Curieux : la plupart des grandes religions ont été fondées par un individu jeune, non conformiste, transgresseur, innovant, souvent provocateur, et presque toujours rejeté par les institutions : Jésus, Mohammed, Moïse, Bouddha, Luther à son échelle… Alors pourquoi faut-il que la plupart d’entre elles deviennent les organes les plus conservateurs de leur société, en matière religieuse, morale, familiale ou sociale ? Comme si elles s’appropriaient avec naturel le rôle de défenseures du passé ?… Nos récents Papes en ont donné la désarmante incarnation.
A chaque nouvelle élection, le monde et le protestantisme expriment leurs espoirs et leurs attentes envers le nouveau Pape.
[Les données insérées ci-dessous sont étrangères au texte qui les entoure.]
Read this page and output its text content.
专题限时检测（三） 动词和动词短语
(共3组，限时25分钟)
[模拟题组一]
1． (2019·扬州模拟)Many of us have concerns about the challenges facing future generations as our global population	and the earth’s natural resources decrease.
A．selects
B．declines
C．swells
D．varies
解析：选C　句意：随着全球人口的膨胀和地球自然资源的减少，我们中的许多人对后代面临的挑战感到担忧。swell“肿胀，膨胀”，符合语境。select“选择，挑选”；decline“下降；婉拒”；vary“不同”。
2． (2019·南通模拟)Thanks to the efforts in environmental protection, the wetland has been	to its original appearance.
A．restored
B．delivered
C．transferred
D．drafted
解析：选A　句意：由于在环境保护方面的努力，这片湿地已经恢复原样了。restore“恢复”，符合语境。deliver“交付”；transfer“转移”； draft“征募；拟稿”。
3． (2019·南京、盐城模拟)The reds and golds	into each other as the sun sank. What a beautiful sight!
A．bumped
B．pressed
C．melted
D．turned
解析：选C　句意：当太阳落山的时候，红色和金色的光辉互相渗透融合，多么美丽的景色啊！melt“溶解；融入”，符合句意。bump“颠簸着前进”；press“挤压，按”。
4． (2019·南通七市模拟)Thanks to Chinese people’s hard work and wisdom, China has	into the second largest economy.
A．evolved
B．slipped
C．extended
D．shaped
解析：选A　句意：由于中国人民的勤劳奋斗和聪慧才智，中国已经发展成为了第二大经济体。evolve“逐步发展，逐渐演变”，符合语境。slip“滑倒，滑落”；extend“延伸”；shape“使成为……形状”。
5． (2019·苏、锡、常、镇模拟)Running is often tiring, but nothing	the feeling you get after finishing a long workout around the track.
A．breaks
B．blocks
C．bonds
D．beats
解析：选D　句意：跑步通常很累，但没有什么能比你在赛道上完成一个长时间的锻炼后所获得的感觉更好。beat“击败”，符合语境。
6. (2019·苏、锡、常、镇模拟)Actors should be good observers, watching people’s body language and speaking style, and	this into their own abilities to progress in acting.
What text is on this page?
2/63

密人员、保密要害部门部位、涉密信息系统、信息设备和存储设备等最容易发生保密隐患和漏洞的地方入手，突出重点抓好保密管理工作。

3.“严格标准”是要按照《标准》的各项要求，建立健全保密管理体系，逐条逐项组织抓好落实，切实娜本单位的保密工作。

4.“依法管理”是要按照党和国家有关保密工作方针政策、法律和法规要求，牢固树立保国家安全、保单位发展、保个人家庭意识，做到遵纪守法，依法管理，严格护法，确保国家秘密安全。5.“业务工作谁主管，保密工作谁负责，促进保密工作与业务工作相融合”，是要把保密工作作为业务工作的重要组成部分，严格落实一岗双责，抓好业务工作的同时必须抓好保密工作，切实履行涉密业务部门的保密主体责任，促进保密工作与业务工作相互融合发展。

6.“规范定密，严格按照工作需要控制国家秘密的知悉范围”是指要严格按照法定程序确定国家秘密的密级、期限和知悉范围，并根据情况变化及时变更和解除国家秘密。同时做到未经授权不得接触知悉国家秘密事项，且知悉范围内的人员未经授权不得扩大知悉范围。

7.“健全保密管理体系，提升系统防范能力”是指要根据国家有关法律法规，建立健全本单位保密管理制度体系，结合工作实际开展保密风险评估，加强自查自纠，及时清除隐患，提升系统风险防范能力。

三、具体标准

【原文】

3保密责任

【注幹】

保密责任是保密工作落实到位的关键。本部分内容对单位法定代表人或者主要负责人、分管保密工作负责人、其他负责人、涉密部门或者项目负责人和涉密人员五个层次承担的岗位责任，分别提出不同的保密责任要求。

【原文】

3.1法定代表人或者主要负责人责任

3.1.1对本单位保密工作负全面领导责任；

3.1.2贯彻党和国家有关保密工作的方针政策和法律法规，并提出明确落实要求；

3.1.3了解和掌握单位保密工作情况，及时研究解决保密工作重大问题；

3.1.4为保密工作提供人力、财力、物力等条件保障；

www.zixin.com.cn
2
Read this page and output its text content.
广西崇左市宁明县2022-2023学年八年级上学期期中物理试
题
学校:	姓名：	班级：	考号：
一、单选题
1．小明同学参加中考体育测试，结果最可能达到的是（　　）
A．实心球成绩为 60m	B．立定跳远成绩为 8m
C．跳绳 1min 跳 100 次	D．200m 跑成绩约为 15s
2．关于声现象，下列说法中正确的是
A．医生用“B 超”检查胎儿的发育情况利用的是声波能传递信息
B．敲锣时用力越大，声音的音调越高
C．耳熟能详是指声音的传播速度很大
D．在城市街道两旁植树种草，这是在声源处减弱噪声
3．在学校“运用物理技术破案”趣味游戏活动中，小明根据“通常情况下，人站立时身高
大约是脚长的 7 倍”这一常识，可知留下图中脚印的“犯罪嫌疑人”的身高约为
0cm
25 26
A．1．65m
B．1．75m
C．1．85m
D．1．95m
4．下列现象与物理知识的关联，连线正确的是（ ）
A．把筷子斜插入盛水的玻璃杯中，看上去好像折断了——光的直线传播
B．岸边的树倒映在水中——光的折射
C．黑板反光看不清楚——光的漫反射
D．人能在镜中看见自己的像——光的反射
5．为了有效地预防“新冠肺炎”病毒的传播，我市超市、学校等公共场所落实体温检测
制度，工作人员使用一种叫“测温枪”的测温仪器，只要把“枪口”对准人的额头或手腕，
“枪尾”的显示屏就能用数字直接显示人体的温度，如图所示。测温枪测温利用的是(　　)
Souvent déçus. Le nouveau Pape sera-t-il un Pape nouveau ? Ses premiers gestes symboliques réjouissent, son passé controversé inquiète.
Mais nous saurons vite, selon qu’il prendra, et que la Curie le laissera prendre, ou non, l’une des décisions suivantes : au minimum proclamer l’intercommunion entre les chrétiens de toutes Eglises, mais mieux encore, autoriser le mariage des prêtres, l’ouverture de la prêtrise aux femmes, ou renoncer à son pouvoir temporel et doctrinal.
A défaut, nous n’aurons qu’un nouveau Pape.
Moi qui rêve d’un Pape universel, débarrassé de ses pouvoirs temporels ou disciplinaires et de ses prescriptions dogmatiques ou morales ; élu par les représentants de toutes les Eglises chrétiennes, pas systématiquement catholique ; pour un mandat limité dans le temps, de simple représentation et témoignage, comme le témoin d’une authentique figure spirituelle – je crains de devoir encore attendre.
Et que le système papal demeure longtemps un dramatique contre-témoignage de la foi chrétienne.
Cela ne nous empêche pas de prier pour François I et pour notre Eglise sœur, aux immenses responsabilités, en nous souvenant que l’Esprit Saint peut, toujours, nous surprendre. Il l’a fait si souvent ! Alors espérons. Quand même.
Jean-paul Morley
Son origine jésuite garantit une formation spirituelle et intellectuelle solides. Mais ne garantit pas sa capacité de réforme : Jean-Paul II était un homme de foi, et il a laissé à sa mort l’Eglise catholique plus conservatrice qu’elle ne l’était à son arrivée ; Benoît XVI était un grand intellectuel, et il a laissé à son départ l’Eglise catholique encore plus conservatrice qu’elle ne l’était à son arrivée. Creusant chaque fois davantage le décalage entre l’Eglise la plus visible du monde et son temps.